Ainda assim, nem todas as marcas optaram por desaparecer do debate público. Algumas continuam comprometidas com práticas sustentáveis e socialmente responsáveis — mas com uma abordagem menos emocional, mais prática. A IKEA é um bom exemplo. Em vez de campanhas dramáticas ou narrativas emotivas, tem vindo a comunicar de forma discreta o seu investimento em economia circular, energias renováveis, e produtos acessíveis com menor pegada ambiental. O serviço de recompra de móveis usados, por exemplo, está disponível em várias lojas europeias, promovendo uma nova lógica de consumo — sem recorrer a grandes slogans ou discursos ativistas. A sustentabilidade é comunicada com simplicidade, como parte do dia-a-dia do consumidor. É uma forma de ativismo silencioso, mas eficaz.


Tudo isto levanta uma questão essencial: o que querem realmente ouvir os consumidores? Apesar da retração de muitas marcas, os dados mostram que sobretudo as gerações mais jovens continuam a valorizar empresas com valores — mas com condições. Já não basta mudar o logótipo nas redes sociais durante o mês do orgulho. Exige-se coerência, práticas reais, impacto mensurável. O ativismo performativo perdeu tração. O que se valoriza agora é a substância.
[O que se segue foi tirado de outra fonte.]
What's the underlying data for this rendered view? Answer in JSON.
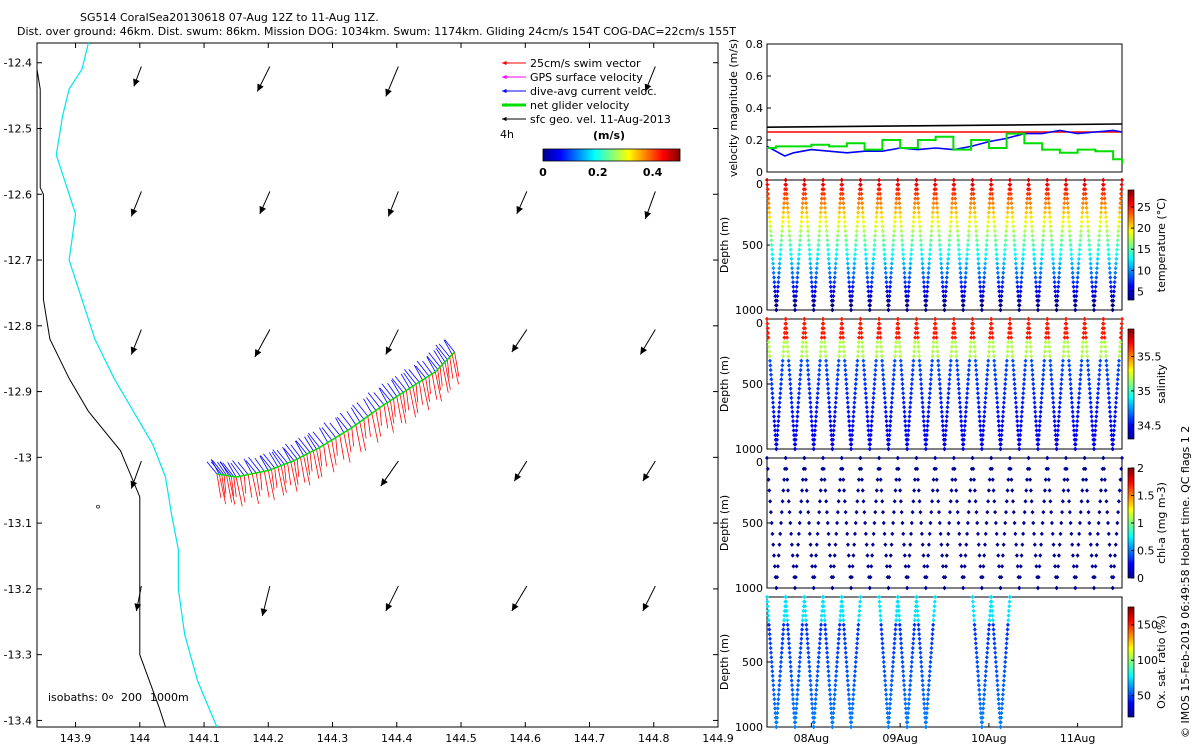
{
  "header": {
    "line1": "SG514 CoralSea20130618 07-Aug 12Z to 11-Aug 11Z.",
    "line2": "Dist. over ground: 46km. Dist. swum: 86km. Mission DOG: 1034km. Swum: 1174km. Gliding 24cm/s 154T COG-DAC=22cm/s 155T"
  },
  "credit": "© IMOS 15-Feb-2019 06:49:58 Hobart time. QC flags 1  2",
  "colors": {
    "swim": "#ff0000",
    "gps": "#ff00ff",
    "dac": "#0000ff",
    "net": "#00dd00",
    "sfc": "#000000",
    "coast": "#00e5ee",
    "bath": "#000000"
  },
  "chart_data": [
    {
      "type": "map",
      "xlabel": "",
      "ylabel": "",
      "xlim": [
        143.84,
        144.9
      ],
      "ylim": [
        -13.41,
        -12.37
      ],
      "xticks": [
        "143.9",
        "144",
        "144.1",
        "144.2",
        "144.3",
        "144.4",
        "144.5",
        "144.6",
        "144.7",
        "144.8",
        "144.9"
      ],
      "yticks": [
        "-12.4",
        "-12.5",
        "-12.6",
        "-12.7",
        "-12.8",
        "-12.9",
        "-13",
        "-13.1",
        "-13.2",
        "-13.3",
        "-13.4"
      ],
      "legend": {
        "entries": [
          "25cm/s swim vector",
          "GPS surface velocity",
          "dive-avg current veloc.",
          "net glider velocity",
          "sfc geo. vel. 11-Aug-2013"
        ],
        "note": "4h",
        "colorbar_title": "(m/s)",
        "colorbar_ticks": [
          "0",
          "0.2",
          "0.4"
        ]
      },
      "isobath_label": "isobaths: 0",
      "isobath_levels": [
        "200",
        "1000m"
      ],
      "geo_vectors": {
        "lons": [
          143.99,
          144.19,
          144.39,
          144.59,
          144.79
        ],
        "lats": [
          -12.43,
          -12.62,
          -12.83,
          -13.03,
          -13.22
        ],
        "rows": [
          [
            [
              -0.03,
              -0.08
            ],
            [
              -0.05,
              -0.1
            ],
            [
              -0.05,
              -0.12
            ],
            null,
            [
              -0.04,
              -0.1
            ]
          ],
          [
            [
              -0.04,
              -0.1
            ],
            [
              -0.04,
              -0.09
            ],
            [
              -0.04,
              -0.1
            ],
            [
              -0.04,
              -0.09
            ],
            [
              -0.04,
              -0.11
            ]
          ],
          [
            [
              -0.04,
              -0.1
            ],
            [
              -0.06,
              -0.11
            ],
            [
              -0.05,
              -0.1
            ],
            [
              -0.06,
              -0.09
            ],
            [
              -0.06,
              -0.1
            ]
          ],
          [
            [
              -0.04,
              -0.11
            ],
            null,
            [
              -0.07,
              -0.1
            ],
            [
              -0.05,
              -0.08
            ],
            [
              -0.05,
              -0.08
            ]
          ],
          [
            [
              -0.02,
              -0.1
            ],
            [
              -0.03,
              -0.12
            ],
            [
              -0.05,
              -0.1
            ],
            [
              -0.06,
              -0.1
            ],
            [
              -0.05,
              -0.1
            ]
          ]
        ]
      },
      "track": {
        "lon": [
          144.12,
          144.15,
          144.2,
          144.24,
          144.28,
          144.33,
          144.38,
          144.42,
          144.46,
          144.49
        ],
        "lat": [
          -13.025,
          -13.03,
          -13.02,
          -13.005,
          -12.985,
          -12.955,
          -12.92,
          -12.895,
          -12.87,
          -12.84
        ]
      }
    },
    {
      "type": "line",
      "ylabel": "velocity magnitude (m/s)",
      "ylim": [
        0,
        0.8
      ],
      "yticks": [
        "0",
        "0.2",
        "0.4",
        "0.6",
        "0.8"
      ],
      "xlim_days": [
        7.5,
        11.5
      ],
      "series": [
        {
          "name": "sfc geo. vel. 11-Aug-2013",
          "color": "#000000",
          "t": [
            7.5,
            11.5
          ],
          "v": [
            0.28,
            0.3
          ]
        },
        {
          "name": "25cm/s swim vector",
          "color": "#ff0000",
          "t": [
            7.5,
            11.5
          ],
          "v": [
            0.25,
            0.25
          ]
        },
        {
          "name": "dive-avg current veloc.",
          "color": "#0000ff",
          "t": [
            7.5,
            7.6,
            7.7,
            7.8,
            7.9,
            8.0,
            8.2,
            8.4,
            8.6,
            8.8,
            9.0,
            9.2,
            9.4,
            9.6,
            9.8,
            10.0,
            10.2,
            10.4,
            10.6,
            10.8,
            11.0,
            11.2,
            11.4,
            11.5
          ],
          "v": [
            0.16,
            0.13,
            0.1,
            0.12,
            0.13,
            0.14,
            0.13,
            0.12,
            0.13,
            0.13,
            0.15,
            0.14,
            0.15,
            0.14,
            0.16,
            0.19,
            0.21,
            0.24,
            0.24,
            0.26,
            0.24,
            0.25,
            0.26,
            0.25
          ]
        },
        {
          "name": "net glider velocity",
          "color": "#00dd00",
          "t": [
            7.5,
            7.6,
            7.8,
            8.0,
            8.2,
            8.4,
            8.6,
            8.8,
            9.0,
            9.2,
            9.4,
            9.6,
            9.8,
            10.0,
            10.2,
            10.4,
            10.6,
            10.8,
            11.0,
            11.2,
            11.4,
            11.5
          ],
          "v": [
            0.15,
            0.16,
            0.16,
            0.17,
            0.16,
            0.18,
            0.14,
            0.2,
            0.15,
            0.2,
            0.22,
            0.14,
            0.2,
            0.15,
            0.24,
            0.18,
            0.14,
            0.12,
            0.14,
            0.13,
            0.08,
            0.05
          ]
        }
      ]
    },
    {
      "type": "scatter",
      "ylabel": "Depth (m)",
      "cblabel": "temperature (°C)",
      "yticks": [
        "0",
        "500",
        "1000"
      ],
      "cbticks": [
        "5",
        "10",
        "15",
        "20",
        "25"
      ],
      "clim": [
        3,
        29
      ],
      "variable": "temperature"
    },
    {
      "type": "scatter",
      "ylabel": "Depth (m)",
      "cblabel": "salinity",
      "yticks": [
        "0",
        "500",
        "1000"
      ],
      "cbticks": [
        "34.5",
        "35",
        "35.5"
      ],
      "clim": [
        34.3,
        35.9
      ],
      "variable": "salinity"
    },
    {
      "type": "scatter",
      "ylabel": "Depth (m)",
      "cblabel": "chl-a (mg m-3)",
      "yticks": [
        "0",
        "500",
        "1000"
      ],
      "cbticks": [
        "0",
        "0.5",
        "1",
        "1.5",
        "2"
      ],
      "clim": [
        0,
        2
      ],
      "variable": "chlorophyll"
    },
    {
      "type": "scatter",
      "ylabel": "Depth (m)",
      "cblabel": "Ox. sat. ratio (%)",
      "yticks": [
        "500",
        "1000"
      ],
      "cbticks": [
        "50",
        "100",
        "150"
      ],
      "clim": [
        20,
        175
      ],
      "variable": "oxygen",
      "xticks": [
        "08Aug",
        "09Aug",
        "10Aug",
        "11Aug"
      ]
    }
  ]
}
Estamos, talvez, a viver uma fase de transição: do marketing com propósito para o marketing com cautela. As marcas falam menos, medem mais e pensam duas vezes antes de tomar posição. Há contudo um risco eminente neste silêncio estratégico: tornar-se invisível. Num mundo onde tudo comunica — das palavras ao silêncio — não dizer nada é também uma forma de dizer. E quando os consumidores procuram referências éticas num mercado ruidoso e complexo, abdicar do posicionamento pode ser um passo em direção à irrelevância.